Amygdala-Orbitofrontal interplay in cognitive flexibility November 29, 2007Posted by Johan in Learning, Neural Networks, Neuroscience.
This rat doesn’t get sucrose, but is probably happier than Stalnaker et al’s rats
Today’s title may be the least accessible yet, but bear with me; this is an interesting paper. Stalnaker et al (2007) investigated the neural basis of what they call cognitive flexibility – this is a very fancy term for a rat’s ability to handle a conditioning paradigm known as reversal learning. The method that Stalnaker et al used serves as a good example of the paradigm.
Rats were first trained on an odour discrimination task. Poking at one little door that is laced with odour A produces delivery of a tasty sucrose solution. Poking at another little door that is laced with odour B produces delivery of an unpleasant quinine solution (incidentally, quinine is a component in Vermouth, but we’ll assume that these particular rats like their martinis very dry). The actual door that is associated with each odour is varied, so that the rats have to rely on the odour cues alone to learn how to get their treat. Once the rats have achieved a criterion level of accuracy at this task, the contingency reverses, so that odour B now produces a treat while odour A produces quinine. The model finding is that the rats will be slower to learn the reversal than they were to learn the original task.
Stalnaker et al were interested in investigating the role of orbitofrontal cortex (OFC) and the basolateral amygdala (ABL) in bringing about this reversal. There are two basic ideas on how this might work: the OFC might directly encode the preferred stimulus, or the OFC might play an indirect role where it facilitates changes in downstream areas, such as the ABL. So in other words, downstream areas bring about the actual behaviour, while the OFC plays more of a modulatory role in telling the downstream areas when contingencies change.
To test these notions, Stalnaker et al lesioned the OFC in one group of rats, the ABL in another group, and both the OFC and the ABL in a third group. After this, the rats learned the odour discrimination task. The three groups did not differ significantly at this point. In other words, neither area or the combination of them was necessary to learn the task. Next, the rats went through two serial reversals – odour A switched places with odour B, and then back again. The effect of the brain lesions was measured by the number of trials taken to learn the reversals to the same accuracy level as the initial odour task.
Rats with OFC damage were slower to learn the reversals than the other groups. However, rats with ABL lesions and rats with combined OFC and ABL lesions did not significantly. So in other words, although OFC lesions in isolation cause impairments, this effect is abolished when the ABL is sectioned as well.
Stalnaker et al interpret these findings as support for an indirect role for the OFC in reversal learning.

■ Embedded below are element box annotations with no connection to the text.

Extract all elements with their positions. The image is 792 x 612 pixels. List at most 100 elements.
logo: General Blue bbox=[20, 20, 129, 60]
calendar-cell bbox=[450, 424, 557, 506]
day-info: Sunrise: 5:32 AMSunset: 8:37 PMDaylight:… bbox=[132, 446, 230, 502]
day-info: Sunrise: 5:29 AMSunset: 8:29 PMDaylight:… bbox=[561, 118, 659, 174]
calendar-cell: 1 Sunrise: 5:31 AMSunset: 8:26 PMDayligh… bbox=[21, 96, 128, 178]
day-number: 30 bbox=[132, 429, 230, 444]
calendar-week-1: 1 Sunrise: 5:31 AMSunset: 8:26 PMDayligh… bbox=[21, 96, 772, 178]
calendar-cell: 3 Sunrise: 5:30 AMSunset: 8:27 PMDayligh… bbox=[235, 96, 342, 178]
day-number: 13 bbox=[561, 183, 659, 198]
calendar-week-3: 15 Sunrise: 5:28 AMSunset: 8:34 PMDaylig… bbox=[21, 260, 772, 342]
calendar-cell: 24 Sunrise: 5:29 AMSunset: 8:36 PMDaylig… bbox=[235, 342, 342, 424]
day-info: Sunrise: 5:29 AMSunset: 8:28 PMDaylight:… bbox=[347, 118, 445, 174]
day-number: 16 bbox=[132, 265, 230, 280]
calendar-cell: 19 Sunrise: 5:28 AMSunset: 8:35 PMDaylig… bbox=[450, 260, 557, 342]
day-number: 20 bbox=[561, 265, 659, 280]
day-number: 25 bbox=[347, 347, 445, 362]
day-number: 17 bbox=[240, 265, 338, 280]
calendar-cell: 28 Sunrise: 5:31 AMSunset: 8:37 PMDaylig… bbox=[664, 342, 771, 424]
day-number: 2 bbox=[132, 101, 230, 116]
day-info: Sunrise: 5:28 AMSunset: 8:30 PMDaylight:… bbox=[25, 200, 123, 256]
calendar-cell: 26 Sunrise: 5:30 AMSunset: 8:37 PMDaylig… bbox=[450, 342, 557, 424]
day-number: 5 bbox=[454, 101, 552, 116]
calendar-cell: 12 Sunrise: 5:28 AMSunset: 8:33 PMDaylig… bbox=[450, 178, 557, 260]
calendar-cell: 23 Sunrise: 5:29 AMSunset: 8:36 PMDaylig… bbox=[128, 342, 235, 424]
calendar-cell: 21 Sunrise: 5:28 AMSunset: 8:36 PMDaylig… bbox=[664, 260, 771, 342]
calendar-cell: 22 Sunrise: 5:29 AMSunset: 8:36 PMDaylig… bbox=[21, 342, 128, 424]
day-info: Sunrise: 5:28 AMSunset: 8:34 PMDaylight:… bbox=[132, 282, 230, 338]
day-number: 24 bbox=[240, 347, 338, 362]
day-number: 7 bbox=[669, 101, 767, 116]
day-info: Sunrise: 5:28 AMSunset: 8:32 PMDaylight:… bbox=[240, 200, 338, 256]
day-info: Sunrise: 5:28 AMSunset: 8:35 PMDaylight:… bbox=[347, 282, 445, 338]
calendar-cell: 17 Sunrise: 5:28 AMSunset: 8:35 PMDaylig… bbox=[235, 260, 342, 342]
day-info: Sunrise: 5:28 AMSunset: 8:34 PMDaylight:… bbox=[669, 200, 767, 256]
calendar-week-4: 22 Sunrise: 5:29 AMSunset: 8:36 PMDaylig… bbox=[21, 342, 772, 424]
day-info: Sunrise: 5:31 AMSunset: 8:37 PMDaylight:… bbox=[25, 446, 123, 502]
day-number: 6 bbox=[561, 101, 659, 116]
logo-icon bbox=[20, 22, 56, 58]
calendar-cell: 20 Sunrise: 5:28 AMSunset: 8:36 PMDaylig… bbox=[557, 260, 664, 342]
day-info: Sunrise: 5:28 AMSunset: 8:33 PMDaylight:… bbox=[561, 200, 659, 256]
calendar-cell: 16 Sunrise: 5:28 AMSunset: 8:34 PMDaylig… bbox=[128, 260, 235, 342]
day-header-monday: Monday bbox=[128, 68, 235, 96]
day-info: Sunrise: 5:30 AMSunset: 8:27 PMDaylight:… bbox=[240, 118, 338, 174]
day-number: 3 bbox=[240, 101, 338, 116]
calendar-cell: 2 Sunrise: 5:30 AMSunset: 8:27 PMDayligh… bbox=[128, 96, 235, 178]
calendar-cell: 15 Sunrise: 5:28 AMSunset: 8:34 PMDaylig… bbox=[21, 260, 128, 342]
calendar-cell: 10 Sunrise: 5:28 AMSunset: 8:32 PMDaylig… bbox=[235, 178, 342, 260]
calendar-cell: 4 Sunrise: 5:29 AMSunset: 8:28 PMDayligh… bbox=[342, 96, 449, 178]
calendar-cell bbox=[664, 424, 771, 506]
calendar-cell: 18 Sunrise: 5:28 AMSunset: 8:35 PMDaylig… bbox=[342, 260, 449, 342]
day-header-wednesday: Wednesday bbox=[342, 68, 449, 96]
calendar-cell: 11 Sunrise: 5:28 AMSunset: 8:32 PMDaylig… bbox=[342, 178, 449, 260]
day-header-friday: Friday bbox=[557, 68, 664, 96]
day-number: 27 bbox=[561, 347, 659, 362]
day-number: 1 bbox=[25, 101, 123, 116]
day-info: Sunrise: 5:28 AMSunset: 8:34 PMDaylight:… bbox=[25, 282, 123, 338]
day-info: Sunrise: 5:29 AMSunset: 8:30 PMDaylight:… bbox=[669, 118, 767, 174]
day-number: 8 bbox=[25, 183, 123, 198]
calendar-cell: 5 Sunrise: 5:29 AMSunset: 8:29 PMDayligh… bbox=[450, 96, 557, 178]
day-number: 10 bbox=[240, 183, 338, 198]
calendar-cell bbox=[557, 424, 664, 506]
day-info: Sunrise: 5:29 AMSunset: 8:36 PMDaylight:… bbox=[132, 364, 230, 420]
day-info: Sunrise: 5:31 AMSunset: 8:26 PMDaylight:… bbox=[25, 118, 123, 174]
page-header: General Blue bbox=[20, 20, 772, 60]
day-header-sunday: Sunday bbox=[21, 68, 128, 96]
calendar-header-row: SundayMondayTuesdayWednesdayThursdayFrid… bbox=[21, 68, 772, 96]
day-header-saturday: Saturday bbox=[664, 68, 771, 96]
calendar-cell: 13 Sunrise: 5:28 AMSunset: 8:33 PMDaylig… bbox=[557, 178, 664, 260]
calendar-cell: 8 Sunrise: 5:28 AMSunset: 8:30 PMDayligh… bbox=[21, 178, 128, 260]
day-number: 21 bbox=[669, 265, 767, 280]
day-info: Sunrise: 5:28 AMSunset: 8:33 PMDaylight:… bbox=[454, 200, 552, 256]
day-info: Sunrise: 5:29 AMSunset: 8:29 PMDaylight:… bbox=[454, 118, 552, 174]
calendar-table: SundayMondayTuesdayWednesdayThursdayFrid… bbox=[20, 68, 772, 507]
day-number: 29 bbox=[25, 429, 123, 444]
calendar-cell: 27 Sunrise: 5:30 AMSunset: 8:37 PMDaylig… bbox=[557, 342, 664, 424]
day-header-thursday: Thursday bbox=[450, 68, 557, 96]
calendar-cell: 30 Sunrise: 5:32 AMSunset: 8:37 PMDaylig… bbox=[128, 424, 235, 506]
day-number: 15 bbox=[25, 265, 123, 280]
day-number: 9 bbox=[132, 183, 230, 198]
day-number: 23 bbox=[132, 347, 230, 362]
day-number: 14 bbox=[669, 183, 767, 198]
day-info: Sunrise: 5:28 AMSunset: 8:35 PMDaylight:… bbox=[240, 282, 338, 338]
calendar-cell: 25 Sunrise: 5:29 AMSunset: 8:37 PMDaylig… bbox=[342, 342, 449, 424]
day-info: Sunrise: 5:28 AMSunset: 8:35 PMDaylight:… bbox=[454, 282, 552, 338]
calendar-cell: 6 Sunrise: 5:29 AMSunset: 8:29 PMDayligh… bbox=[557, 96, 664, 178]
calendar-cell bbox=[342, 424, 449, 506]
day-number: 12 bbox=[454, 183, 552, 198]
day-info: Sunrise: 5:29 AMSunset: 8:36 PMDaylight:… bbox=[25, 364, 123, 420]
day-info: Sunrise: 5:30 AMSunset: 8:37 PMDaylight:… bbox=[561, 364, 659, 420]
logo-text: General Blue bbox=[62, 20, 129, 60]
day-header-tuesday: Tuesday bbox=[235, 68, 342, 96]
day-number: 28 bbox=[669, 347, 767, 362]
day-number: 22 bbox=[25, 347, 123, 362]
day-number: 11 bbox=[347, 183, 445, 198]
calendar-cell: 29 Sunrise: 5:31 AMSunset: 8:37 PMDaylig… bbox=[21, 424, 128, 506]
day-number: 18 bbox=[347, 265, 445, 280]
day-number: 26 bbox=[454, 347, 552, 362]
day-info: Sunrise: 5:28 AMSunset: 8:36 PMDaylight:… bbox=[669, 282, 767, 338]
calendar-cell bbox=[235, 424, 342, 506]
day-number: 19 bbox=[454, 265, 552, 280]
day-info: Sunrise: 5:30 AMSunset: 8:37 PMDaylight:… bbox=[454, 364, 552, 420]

The ABL is stubborn, simply put. Without the modulatory influence of the OFC, the ABL persists in responding as though the contingency had not reversed, which produces slower reversal learning. By removing the ABL as well, this persistent influence is gone and reversal learning can occur normally. It is somewhat counter-intuitive that lesioning more of the brain helps, but there you go.

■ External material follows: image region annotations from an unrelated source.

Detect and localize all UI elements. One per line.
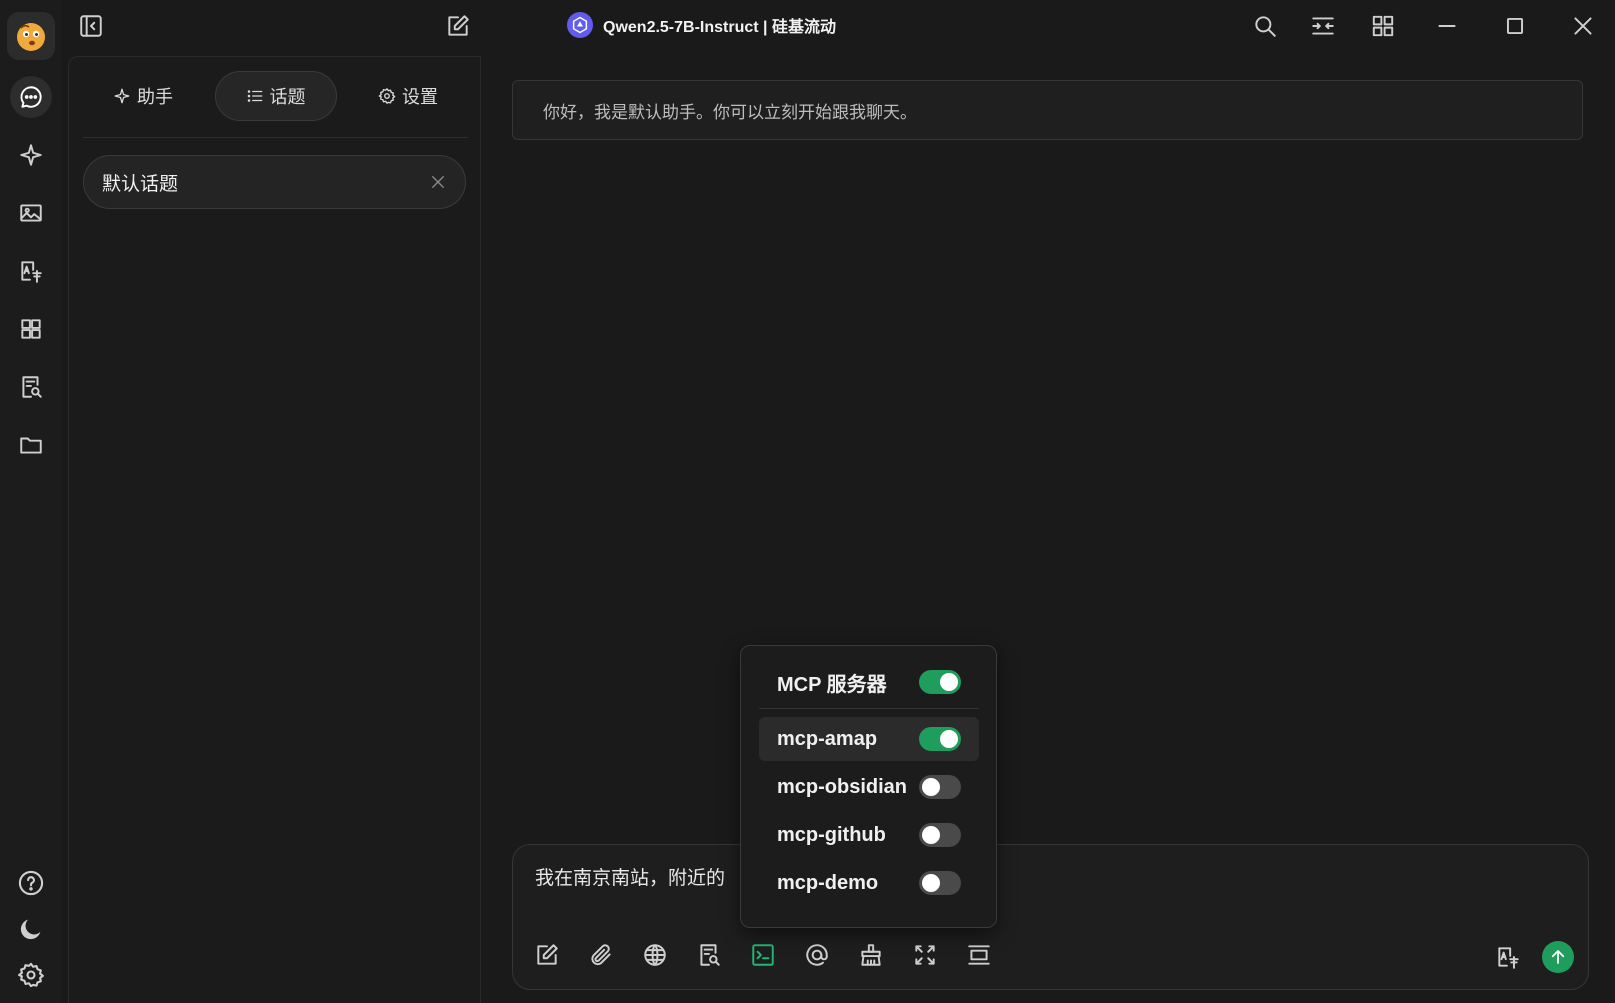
topics-panel: 助手 话题 设置 默认话题 — [68, 56, 481, 1003]
translate-input-icon[interactable] — [1494, 943, 1522, 971]
folder-icon[interactable] — [10, 424, 52, 466]
left-rail — [0, 0, 62, 1003]
minimize-icon[interactable] — [1434, 13, 1460, 39]
tab-settings[interactable]: 设置 — [348, 71, 468, 121]
new-topic-edit-icon[interactable] — [445, 13, 471, 39]
tab-assistants[interactable]: 助手 — [83, 71, 203, 121]
welcome-message: 你好，我是默认助手。你可以立刻开始跟我聊天。 — [512, 80, 1583, 140]
topic-item-default[interactable]: 默认话题 — [83, 155, 466, 209]
attachment-icon[interactable] — [587, 941, 615, 969]
send-button[interactable] — [1542, 941, 1574, 973]
mcp-master-toggle-row[interactable]: MCP 服务器 — [759, 660, 979, 704]
mcp-server-row-obsidian[interactable]: mcp-obsidian — [759, 765, 979, 809]
message-composer[interactable]: 我在南京南站，附近的 — [512, 844, 1589, 990]
mcp-terminal-icon[interactable] — [749, 941, 777, 969]
topic-label: 默认话题 — [102, 173, 179, 195]
model-title[interactable]: Qwen2.5-7B-Instruct | 硅基流动 — [567, 12, 836, 38]
settings-gear-icon[interactable] — [17, 961, 45, 989]
mcp-github-toggle[interactable] — [919, 823, 961, 847]
tab-label: 话题 — [269, 87, 306, 107]
message-input[interactable]: 我在南京南站，附近的 — [535, 863, 725, 890]
help-icon[interactable] — [17, 869, 45, 897]
user-avatar[interactable] — [7, 12, 55, 60]
maximize-icon[interactable] — [1502, 13, 1528, 39]
assistant-star-icon[interactable] — [10, 134, 52, 176]
mcp-header-label: MCP 服务器 — [777, 673, 887, 696]
sparkle-icon — [114, 88, 130, 104]
mcp-master-toggle[interactable] — [919, 670, 961, 694]
image-icon[interactable] — [10, 192, 52, 234]
mcp-obsidian-toggle[interactable] — [919, 775, 961, 799]
apps-grid-icon[interactable] — [10, 308, 52, 350]
mcp-server-label: mcp-amap — [777, 727, 878, 750]
search-icon[interactable] — [1252, 13, 1278, 39]
web-search-globe-icon[interactable] — [641, 941, 669, 969]
tab-label: 助手 — [137, 87, 173, 107]
welcome-text: 你好，我是默认助手。你可以立刻开始跟我聊天。 — [543, 102, 917, 122]
toggle-sidebar-icon[interactable] — [78, 13, 104, 39]
mcp-server-row-demo[interactable]: mcp-demo — [759, 861, 979, 905]
mcp-server-label: mcp-obsidian — [777, 775, 908, 798]
collapse-lines-icon[interactable] — [965, 941, 993, 969]
chat-icon[interactable] — [10, 76, 52, 118]
expand-width-icon[interactable] — [1310, 13, 1336, 39]
translate-icon[interactable] — [10, 250, 52, 292]
tabs-divider — [83, 137, 468, 138]
gear-icon — [378, 88, 396, 104]
mcp-server-row-amap[interactable]: mcp-amap — [759, 717, 979, 761]
mcp-server-label: mcp-github — [777, 823, 886, 846]
knowledge-search-icon[interactable] — [10, 366, 52, 408]
clear-brush-icon[interactable] — [857, 941, 885, 969]
fullscreen-expand-icon[interactable] — [911, 941, 939, 969]
theme-moon-icon[interactable] — [17, 915, 45, 943]
mcp-demo-toggle[interactable] — [919, 871, 961, 895]
popover-divider — [759, 708, 979, 709]
knowledge-base-icon[interactable] — [695, 941, 723, 969]
mention-at-icon[interactable] — [803, 941, 831, 969]
mcp-server-label: mcp-demo — [777, 871, 879, 894]
layout-grid-icon[interactable] — [1370, 13, 1396, 39]
mcp-amap-toggle[interactable] — [919, 727, 961, 751]
mcp-server-row-github[interactable]: mcp-github — [759, 813, 979, 857]
tab-topics[interactable]: 话题 — [214, 71, 337, 121]
close-icon[interactable] — [429, 173, 447, 191]
composer-toolbar — [533, 941, 993, 969]
arrow-up-icon — [1551, 950, 1565, 964]
title-bar: Qwen2.5-7B-Instruct | 硅基流动 — [62, 0, 1615, 54]
tab-label: 设置 — [402, 87, 438, 107]
emoji-avatar-icon — [17, 23, 45, 51]
new-topic-icon[interactable] — [533, 941, 561, 969]
close-window-icon[interactable] — [1570, 13, 1596, 39]
mcp-servers-popover: MCP 服务器 mcp-amap mcp-obsidian mcp-github… — [740, 645, 997, 928]
model-logo-icon — [567, 12, 593, 38]
model-title-text: Qwen2.5-7B-Instruct | 硅基流动 — [603, 19, 836, 36]
sidebar-tabs: 助手 话题 设置 — [83, 71, 468, 121]
composer-actions — [1494, 941, 1574, 973]
list-icon — [247, 90, 262, 102]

This is a nice study because it answers one question, but asks a number of new questions. If the rats can carry out reversal learning normally without either the OFC or the ABL, why is this circuit even involved in the paradigm, that is, why should OFC lesions have an effect, if the pathway as a whole is not needed? Also, if the ABL produces such deficient behaviour when the OFC is lesioned, why don’t lesions to the ABL affect behaviour? And most importantly, if behaviour is normal after ABL and OFC lesions, which other area must be lesioned to impair behaviour yet again. And what happens if this area is lesioned in isolation?
Enough questions to make your head spin, but the take-home message for those studying humans is that there is an entire range of complex interactions in the brain that fMRI, with its blurry temporal resolution and lack of experimental manipulation, can only hint at. We know much about functional localisation in the human brain, but the issue of how these areas connect and interact is largely uncharted territory.
Stalnaker, T.A., Franz, T.M., Singh, T., and Schoenbaum, G. (2007). Basolateral Amygdala Lesions Abolish Orbitofrontal-Dependent Reversal Impairments. Neuron, 54, 51-58.